There will be times where we struggle. Perhaps, through a buggy release or during the release of a new product with unanticipated difficulty. We must take feedback with fortitude and cannot be afraid to pivot our strategies, evaluate new implementations, test and ultimately learn.
Learning by doing is often the best form of instruction. Agile craftsmen must recognize that failure is a part of the development process. As Robin Arzon would say, “Failure is the platform to which we build upon”. Often times success only provides validation and feedback is an essential aspect of agile development supporting the continuous loop through which we design, implement, test, and learn.
Earlier this summer, the much anticipated release of Apache Kafka 2.3, a vastly popular component in microservice architecture, enabling streaming and real-time processing of records, was met with its own challenges. One of the persistent bugs was related to the user unsubscribe functionality. This was obviously a critical part of their offering today given the growing requirements related to data privacy and simply an essential aspect of any offering to ensure customer satisfaction. I’m sure everyone will agree, in today’s modern service oriented technology landscape, that the customer is in control and products must incorporate their needs if they wish to remain in business.
It’s simply not easy to project our own living lab culture when onsite with a client. The pressure is already high to meet deadlines and each of our own efforts is codependent on others’ to execute and deliver. Another factor can be pride. Nobody wants to err and be labeled as the bottleneck.

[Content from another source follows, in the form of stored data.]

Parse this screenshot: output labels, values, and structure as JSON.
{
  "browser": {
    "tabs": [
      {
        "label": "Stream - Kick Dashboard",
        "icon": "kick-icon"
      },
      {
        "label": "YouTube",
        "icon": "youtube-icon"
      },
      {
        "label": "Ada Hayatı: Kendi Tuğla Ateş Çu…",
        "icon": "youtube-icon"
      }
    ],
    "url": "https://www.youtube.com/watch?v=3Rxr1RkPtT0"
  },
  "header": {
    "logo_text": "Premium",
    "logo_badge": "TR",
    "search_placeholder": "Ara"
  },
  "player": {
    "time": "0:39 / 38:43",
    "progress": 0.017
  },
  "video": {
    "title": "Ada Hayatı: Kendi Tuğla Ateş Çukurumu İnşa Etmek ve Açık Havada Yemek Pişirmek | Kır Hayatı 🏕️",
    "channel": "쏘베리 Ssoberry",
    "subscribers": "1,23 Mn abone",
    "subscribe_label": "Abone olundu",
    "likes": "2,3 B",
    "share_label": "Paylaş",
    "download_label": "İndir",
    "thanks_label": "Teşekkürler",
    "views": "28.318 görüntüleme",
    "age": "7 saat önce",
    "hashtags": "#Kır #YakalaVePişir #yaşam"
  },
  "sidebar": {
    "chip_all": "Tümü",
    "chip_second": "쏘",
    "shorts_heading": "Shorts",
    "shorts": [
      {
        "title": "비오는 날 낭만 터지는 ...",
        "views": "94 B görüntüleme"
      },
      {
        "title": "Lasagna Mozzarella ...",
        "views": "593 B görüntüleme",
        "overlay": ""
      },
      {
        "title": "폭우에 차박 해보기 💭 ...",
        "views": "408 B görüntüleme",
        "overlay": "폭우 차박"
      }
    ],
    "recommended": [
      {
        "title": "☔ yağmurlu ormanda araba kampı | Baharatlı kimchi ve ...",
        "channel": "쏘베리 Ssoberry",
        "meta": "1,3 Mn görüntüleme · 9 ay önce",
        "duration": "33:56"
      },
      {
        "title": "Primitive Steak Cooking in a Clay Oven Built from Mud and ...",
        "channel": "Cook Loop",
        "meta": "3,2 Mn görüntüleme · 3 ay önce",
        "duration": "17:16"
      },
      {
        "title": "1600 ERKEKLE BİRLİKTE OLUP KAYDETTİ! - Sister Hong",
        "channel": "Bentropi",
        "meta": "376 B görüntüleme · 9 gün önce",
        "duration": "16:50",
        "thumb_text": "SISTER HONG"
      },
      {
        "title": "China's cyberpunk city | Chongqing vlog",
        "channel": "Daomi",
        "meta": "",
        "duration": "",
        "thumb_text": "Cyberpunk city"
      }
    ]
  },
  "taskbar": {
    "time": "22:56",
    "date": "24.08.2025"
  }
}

So how will you manage to accomplish this? Observation and communication. Follow what the signs say in the subway stations and airports. “If you see something, say something.” This is actually universal advice and is highly applicable to agile development efforts. By remaining sharply aware of what you’re doing and how that work is impacting those around you, your sprint, project, and team, you will be in a better position to anticipate potential challenges and outcomes. You can then communicate these as you predict them or as they are happening so that you can work collaboratively with your client and your colleagues onsite to address them. Sometimes simply managing expectations can afford you the opportunity to make mistakes, and as we know, making them earlier saves future development efforts.
Failing is a part of the process and not having the visibility and foresight to identify and cross-communicate about potential issues creates risk and impedes high-velocity teams. Agile craftsmen are expected to be nimble minded, to think and learn fast. We are expected to err on occasion and it’s all about how we handle that situational awareness and how we are communicating to others so that we all learn and grow together.